Trooper murderer left several notes before his suicide

May 12, 2014

eric_knysz_sentencing_trooper_butterfield_5Eric John Knysz, the man who killed Trooper Paul Butterfield, left notes around his prison cell shortly before he hung himself last month. Mlive.com acquired parts  the Michigan State Police report through the Michigan Freedom of Information Act. The investigation remains under investigation but the department released reports through May 6.

The report stated that a corrections officer found Knysz around 3:30 p.m. April 14 hanging in the Jackson prison cell. Knysz was confined alone. He was kept alive on life support at a nearby hospital until April 17, when life support was removed so his organs could be harvested.

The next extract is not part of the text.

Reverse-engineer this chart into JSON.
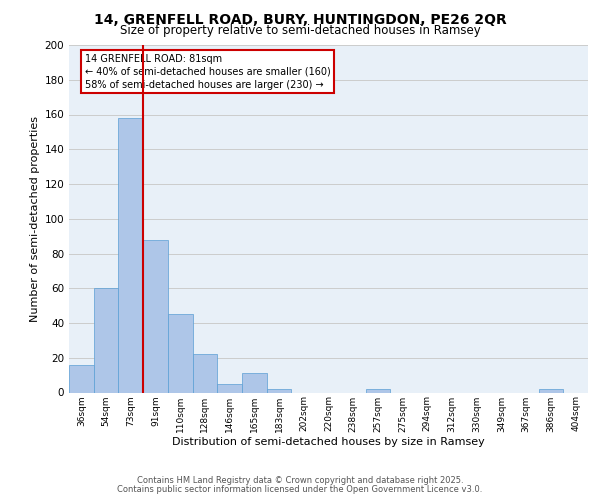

Knysz, 20, of Irons, was convicted of the first-degree murder. According to evidence at his trial, including his own recorded confession, he shot the 43-year-old Butterfield in the head Sept. 9, 2013, at a traffic stop on North Custer Road in Free Soil Township.

Knysz was sentenced April 8 by 51st Circuit Court Judge Richard Cooper to life in prison without chance of parole. He was transported April 10 from the Mason County Jail, where he’d been kept on suicide watch, to the Michigan Dept. of Correction’s Charles Egeler Reception and Guidance Center in Jackson. He hanged himself four days later.

Investigators didn’t find what the detective called “a true suicide note” in Knysz’s cell but did find several handwritten notes that, in the detective’s words, “contemplate suicide.” The notes contained some misspellings.

Notes read messages such as: “I hope you can forgive me Lord”;  “My life is over at just 20. Yours doesn’t have to be. Stop f—in around an start a family an stop breaking the law.”

The report doesn’t indicate whom that was addressed to, however Knysz’s wife, Sarah Renee Knysz, 21,  is serving a prison sentence of two to five years for helping her husband flee after the shooting. On Dec. 25, 2013, she had a baby boy. MCP has been told the baby is in the care of her family.

Another note read: “Father if you accept my decision I will be with you tommrow evening. I (hope?) and prey that you do and have mercy on my soul.”

On another sheet of paper titled “Health care request” was listed this problem or symptom: “I need to get out of here now.”

According to the police report, Knysz was found hanging from a light fixture in a corner of his cell, a white towel tied around his face and covering his eyes. A detective concluded he had torn a long strip from his light-blue bed sheet, braided it into a noose, attached it to the fixture and hanged himself.

An autopsy conducted April 17, the day Knysz died, showed no signs of trauma or injury other than the ligature marks around his neck, the detective reported. Knysz did not appear to have any defensive or offensive injuries, and the interior of his skull showed no sign of head injuries, according to the police report.

The final autopsy report and toxicology reports were still pending.

Knysz was alone in his cell and no inmates were in the two cells on either side of his.

An ambulance transported Knysz to Allegiance Hospital where he was placed on life support without hope of recovery. He was declared brain dead at 2:45 p.m. the next day, April 15. The Jackson County Medical Examiner’s office told the detective that would be the time of death shown on his death certificate.